Tocador de pífano sem nunca ter estudado música ("fui aprendendo pela cadência, tirando do juízo"), expôs pela primeira vez os seus bonecos numa exposição de cerâmica pernambucana no Rio de Janeiro, organizada em 1947 pelo artista plástico Augusto Rodrigues. Em 1960, participou, na residência do industrial Drault Hermanny, na cidade do Rio de Janeiro, de uma Noite de Caruaru, durante a qual 37 dos seus bonecos foram leiloados e ele doou a renda para a construção do Museu de Arte Popular de Caruaru, ao qual depois também doaria outras 250 peças.

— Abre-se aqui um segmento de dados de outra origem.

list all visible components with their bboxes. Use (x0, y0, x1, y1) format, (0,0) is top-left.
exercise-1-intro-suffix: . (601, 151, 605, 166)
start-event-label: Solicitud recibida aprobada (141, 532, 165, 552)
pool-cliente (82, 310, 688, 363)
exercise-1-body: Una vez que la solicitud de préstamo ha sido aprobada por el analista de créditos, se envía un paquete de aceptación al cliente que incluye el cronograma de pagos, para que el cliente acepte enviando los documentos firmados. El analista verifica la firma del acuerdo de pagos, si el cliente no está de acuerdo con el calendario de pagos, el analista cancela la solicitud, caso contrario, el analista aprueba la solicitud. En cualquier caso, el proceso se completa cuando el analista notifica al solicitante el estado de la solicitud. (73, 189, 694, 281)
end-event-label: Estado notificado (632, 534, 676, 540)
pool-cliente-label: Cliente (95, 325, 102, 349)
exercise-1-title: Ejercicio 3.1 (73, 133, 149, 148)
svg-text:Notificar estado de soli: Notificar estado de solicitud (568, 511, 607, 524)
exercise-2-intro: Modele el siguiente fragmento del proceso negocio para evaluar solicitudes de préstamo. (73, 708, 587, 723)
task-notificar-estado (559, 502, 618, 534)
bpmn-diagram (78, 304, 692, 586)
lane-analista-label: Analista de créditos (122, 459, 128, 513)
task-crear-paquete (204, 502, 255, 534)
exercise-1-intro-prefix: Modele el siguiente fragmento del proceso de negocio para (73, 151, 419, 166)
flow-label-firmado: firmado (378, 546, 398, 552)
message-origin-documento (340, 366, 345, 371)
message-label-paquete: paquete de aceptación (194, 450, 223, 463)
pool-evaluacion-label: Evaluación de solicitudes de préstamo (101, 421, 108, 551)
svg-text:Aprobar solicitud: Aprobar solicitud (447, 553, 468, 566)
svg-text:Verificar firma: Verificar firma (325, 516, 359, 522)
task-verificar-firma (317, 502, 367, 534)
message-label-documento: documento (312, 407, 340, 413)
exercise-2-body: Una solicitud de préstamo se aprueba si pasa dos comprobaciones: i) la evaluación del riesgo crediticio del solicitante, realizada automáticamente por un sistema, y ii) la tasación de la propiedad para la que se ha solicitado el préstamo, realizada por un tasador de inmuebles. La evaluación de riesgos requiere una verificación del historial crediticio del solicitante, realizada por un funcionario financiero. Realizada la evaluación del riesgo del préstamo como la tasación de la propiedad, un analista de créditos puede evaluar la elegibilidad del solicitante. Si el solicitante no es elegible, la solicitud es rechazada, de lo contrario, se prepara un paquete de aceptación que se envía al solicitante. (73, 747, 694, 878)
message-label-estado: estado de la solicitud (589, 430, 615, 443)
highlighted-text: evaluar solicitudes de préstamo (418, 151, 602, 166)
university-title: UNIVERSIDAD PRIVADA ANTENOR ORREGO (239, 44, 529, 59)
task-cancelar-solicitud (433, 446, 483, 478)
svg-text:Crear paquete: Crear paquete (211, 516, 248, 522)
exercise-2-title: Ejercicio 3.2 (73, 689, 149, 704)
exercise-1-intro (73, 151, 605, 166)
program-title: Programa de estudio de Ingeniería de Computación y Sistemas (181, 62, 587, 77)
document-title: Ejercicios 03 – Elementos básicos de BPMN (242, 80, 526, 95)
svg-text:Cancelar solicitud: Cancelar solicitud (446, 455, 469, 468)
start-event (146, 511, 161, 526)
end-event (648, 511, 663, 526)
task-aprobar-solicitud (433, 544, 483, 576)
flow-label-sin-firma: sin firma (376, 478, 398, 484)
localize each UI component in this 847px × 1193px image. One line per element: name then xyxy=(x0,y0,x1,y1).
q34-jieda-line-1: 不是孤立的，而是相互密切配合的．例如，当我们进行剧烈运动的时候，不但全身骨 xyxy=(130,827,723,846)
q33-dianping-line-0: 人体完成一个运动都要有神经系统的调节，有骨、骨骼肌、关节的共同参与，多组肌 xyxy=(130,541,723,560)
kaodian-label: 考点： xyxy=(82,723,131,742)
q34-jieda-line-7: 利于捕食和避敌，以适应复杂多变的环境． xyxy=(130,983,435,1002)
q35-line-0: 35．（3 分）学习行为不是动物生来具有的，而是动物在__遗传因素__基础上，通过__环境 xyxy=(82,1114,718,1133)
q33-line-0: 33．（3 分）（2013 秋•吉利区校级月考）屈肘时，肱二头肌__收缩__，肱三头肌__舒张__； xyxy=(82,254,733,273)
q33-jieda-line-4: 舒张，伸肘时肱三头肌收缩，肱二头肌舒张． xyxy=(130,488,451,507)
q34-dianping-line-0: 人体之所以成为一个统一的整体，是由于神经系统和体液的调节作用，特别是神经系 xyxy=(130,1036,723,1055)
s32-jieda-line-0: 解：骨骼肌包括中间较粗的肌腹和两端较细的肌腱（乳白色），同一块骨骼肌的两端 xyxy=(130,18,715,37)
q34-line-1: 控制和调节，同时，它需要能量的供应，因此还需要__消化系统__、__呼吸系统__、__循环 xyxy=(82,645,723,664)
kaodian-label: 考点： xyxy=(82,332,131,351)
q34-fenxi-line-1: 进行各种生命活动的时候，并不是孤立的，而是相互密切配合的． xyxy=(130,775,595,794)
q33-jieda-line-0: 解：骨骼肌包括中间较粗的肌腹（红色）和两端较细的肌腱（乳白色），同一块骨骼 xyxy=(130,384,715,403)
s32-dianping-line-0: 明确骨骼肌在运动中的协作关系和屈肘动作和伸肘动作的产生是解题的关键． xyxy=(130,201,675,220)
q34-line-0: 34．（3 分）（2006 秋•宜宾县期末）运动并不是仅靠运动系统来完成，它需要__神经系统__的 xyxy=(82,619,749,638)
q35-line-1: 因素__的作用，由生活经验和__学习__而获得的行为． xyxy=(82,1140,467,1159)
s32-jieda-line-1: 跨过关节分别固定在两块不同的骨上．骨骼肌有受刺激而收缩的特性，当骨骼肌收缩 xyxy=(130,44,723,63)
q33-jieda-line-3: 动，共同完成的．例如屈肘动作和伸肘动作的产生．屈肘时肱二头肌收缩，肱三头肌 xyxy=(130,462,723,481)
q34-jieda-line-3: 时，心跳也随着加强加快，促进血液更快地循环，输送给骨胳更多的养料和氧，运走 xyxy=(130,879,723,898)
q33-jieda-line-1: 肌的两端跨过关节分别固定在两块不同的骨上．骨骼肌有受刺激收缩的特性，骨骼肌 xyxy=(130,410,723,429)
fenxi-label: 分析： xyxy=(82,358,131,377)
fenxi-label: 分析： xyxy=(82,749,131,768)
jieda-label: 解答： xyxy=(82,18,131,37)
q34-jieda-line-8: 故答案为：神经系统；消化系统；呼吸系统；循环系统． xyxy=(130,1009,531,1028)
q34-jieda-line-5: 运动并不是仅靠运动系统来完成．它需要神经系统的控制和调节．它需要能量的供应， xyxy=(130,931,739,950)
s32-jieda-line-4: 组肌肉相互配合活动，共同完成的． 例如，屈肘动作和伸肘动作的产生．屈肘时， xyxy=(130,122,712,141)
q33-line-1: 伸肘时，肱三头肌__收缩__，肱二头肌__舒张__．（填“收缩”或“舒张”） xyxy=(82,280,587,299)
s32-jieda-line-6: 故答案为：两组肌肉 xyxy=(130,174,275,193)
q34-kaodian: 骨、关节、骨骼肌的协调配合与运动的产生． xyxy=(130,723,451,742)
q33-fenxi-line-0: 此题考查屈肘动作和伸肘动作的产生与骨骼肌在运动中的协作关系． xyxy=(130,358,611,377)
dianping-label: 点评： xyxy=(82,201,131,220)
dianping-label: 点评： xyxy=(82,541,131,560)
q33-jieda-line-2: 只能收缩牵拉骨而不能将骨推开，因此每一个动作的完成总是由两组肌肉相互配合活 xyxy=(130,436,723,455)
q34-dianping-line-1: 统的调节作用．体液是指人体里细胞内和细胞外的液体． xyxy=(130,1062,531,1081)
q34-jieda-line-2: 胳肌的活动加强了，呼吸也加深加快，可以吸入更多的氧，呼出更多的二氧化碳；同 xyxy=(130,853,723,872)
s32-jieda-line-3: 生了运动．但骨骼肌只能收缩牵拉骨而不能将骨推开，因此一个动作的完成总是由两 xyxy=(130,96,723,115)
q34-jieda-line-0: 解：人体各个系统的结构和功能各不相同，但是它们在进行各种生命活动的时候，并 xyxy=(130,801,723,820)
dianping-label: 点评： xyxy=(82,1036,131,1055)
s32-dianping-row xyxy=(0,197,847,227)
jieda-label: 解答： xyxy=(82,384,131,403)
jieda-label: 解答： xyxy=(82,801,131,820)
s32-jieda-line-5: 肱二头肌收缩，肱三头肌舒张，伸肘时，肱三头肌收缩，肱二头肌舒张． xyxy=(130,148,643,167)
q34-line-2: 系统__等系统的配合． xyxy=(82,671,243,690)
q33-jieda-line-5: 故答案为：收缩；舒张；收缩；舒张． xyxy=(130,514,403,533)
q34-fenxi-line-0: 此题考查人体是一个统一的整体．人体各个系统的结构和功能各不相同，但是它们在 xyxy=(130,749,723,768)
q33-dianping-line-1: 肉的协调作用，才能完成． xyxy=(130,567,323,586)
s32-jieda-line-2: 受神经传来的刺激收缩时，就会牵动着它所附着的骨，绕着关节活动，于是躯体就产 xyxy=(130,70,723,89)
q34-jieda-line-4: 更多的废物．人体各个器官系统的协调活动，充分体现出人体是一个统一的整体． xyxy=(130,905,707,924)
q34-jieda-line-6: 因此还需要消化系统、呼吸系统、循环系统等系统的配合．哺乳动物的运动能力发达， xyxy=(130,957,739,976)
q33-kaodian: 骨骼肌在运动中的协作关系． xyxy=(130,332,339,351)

No mesmo ano de 1960, recebeu do governo do estão Estado da Guanabara a Medalha Sílvio Romero, atribuída "àqueles que contribuem para a divulgação do folclore nacional". Em 1961, a embaixada brasileira em Lima, Peru, realizou uma exposição individual do mestre. Vitalino morreu pobre, a 20/01/1963, deixando inúmeros seguidores, inclusive a mulher e filhos.

Suas peças originais estão espalhadas por todo o Brasil e também pelo exterior, como no Museu do Louvre, em Paris. Atualmente, a casa onde ele residiu até a morte, no Alto do Moura, é sede do Museu Mestre Vitalino. Em 1975, a Companhia de Defesa do Folclore Brasileiro lançou o disco "Vitalino e sua Zabumba", com seis músicas gravadas nos estúdios da Rádio MEC, no Rio, em 1960.

Entre os filhos de Vitalino, praticamente todos se destacaram dando continuidade ao trabalho do pai: AMARO VITALINO, filho mais velho, nascido em 1934; MANUEL VITALINO, nascido em 1935; MARIQUINHA, a Maria José, que, além dos bonecos de tamanho tradicional, cerca de 10 cm, especializou-se em miniaturas; e SEVERINO VITALINO, irrequieto introdutor de novas figuras na produção desse tipo de bonecos.


"Eu aprendi tocar pela cadência, tirando tudo do juízo"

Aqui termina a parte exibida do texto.